Kingdom Quest may look like CastleVille, but looks can be decieving

If there’s such a thing as a throwback game in a segment of the gaming industry that’s only a few years old, Kingdom Quest is it. Developed by Playdemic and published by Zynga, it’s a fantasy-themed social game that will have you growing, crafting and building like it’s 2011. Yet for everything it does that you’ve seen before, there’s a new twist to help balance out the experience and make it feel fresh.

It’s really interesting that Zynga is involved in Kingdom Quest (not to be confused with the Australian board game or Sunday school program of the same name), because it looks and feels a lot like CastleVille. The not-quite-caricature style of the characters is similar, and the initial tasks you are given to clear out debris, place a few buildings and grow crops are all more than reminiscent of social gaming’s former king of the hill.

Kingdom Quest

The biggest initial difference is a lighter emphasis on narrative. The game tells you in the early stages that a king is counting on you to restore his castle to its former glory, and there are NPCs that arrive at regular intervals to offer quests that help you advance at a faster pace. But it’s fair to say that character interaction is secondary to the gameplay – and if you include the game’s social aspects, it might even be tertiary.

Most of the gameplay revolves around getting your castle’s economy functioning properly. The first stage of that process is to use Farm Plots to produce raw materials. Yes, that means growing crops and trees of various types, but Farm Plots can also be used to house mines or raise animals. Each resource costs a fixed amounts of Groats (a fancy name for coins) to get going and can be harvested after a period of time ranging from several minutes to several hours.

Once you’ve got the ingredients, you can tap the kingdom’s multi-talented Workers to turn them into finished goods. These guys can cook, sew and craft, which no doubt makes them great catches for all the maidens out there. The recipes for finished items initially start out as simple one-ingredient affairs, but get more complex as you go.

The final step is to sell the stuff you’ve made for a profit and start the cycle all over again. For that, you’ve got a limited number of Stalls where the citizens of your kingdom purchase the goods, providing you with a flow of Groats over time.

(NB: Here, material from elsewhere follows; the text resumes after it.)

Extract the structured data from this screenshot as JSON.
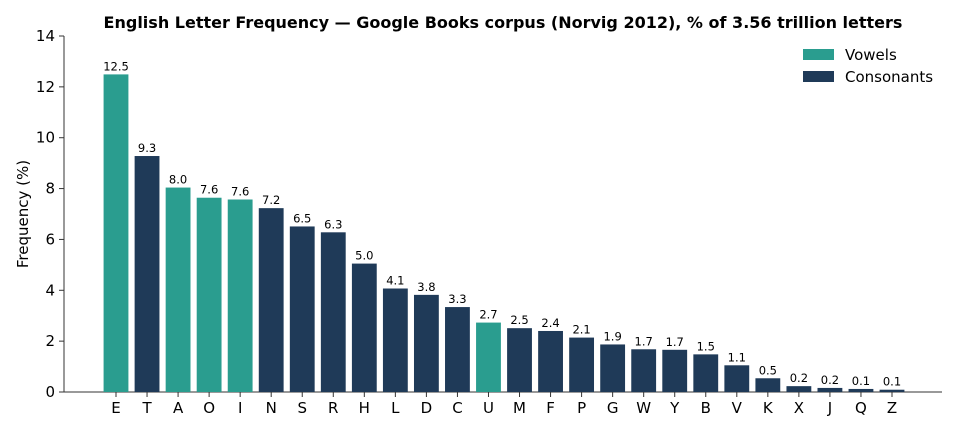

Though the game doesn’t make this very clear, Stalls and Workers need to be placed on your finite number of Castle Plots, forcing you to strike the proper balance between production and sales.

Kingdom Quest

Kingdom Quest unleashes its most pleasant surprise by dispensing with the now ubiquitous concept of Energy. With no constraint on the number of actions you can perform, you’re free to do as much as you want in one session. The growing and production times serve as their own limits, but even these can be worked around with items called Speedups. The premium currency called Florins can also be used to skip past tasks you can’t be bothered to complete.

Pretty much everything you do earns you experience points, and leveling up provides a nice mix of Groats, Plots, Speedups and Keys, which help you unlock even more things to grow and produce. Buying cosmetic items helps on the experience front as well. Still, completed quests yield so much more XP that it feels like you’ve got no choice but to make whatever the quest-givers want. Conform to advance or do your own thing and lag behind, I guess.

Friends can help you on your way, but they’re not essential. You won’t need them for staffing buildings or anything of that nature, so their main purposes are for exchanging gifts and extra resources. There’s even a structure called the Trade Guild specifically to help pass off your unneeded stuff to friends.

Playdemic has plans to keep adding quests, recipes and resources so players have reasons to keep coming back. Without a story as a hook, that’s probably a must. Kingdom Quest is more than just a nostalgia trip into the very recent past, so it’s just a question of whether enough people will give it a try to discover that.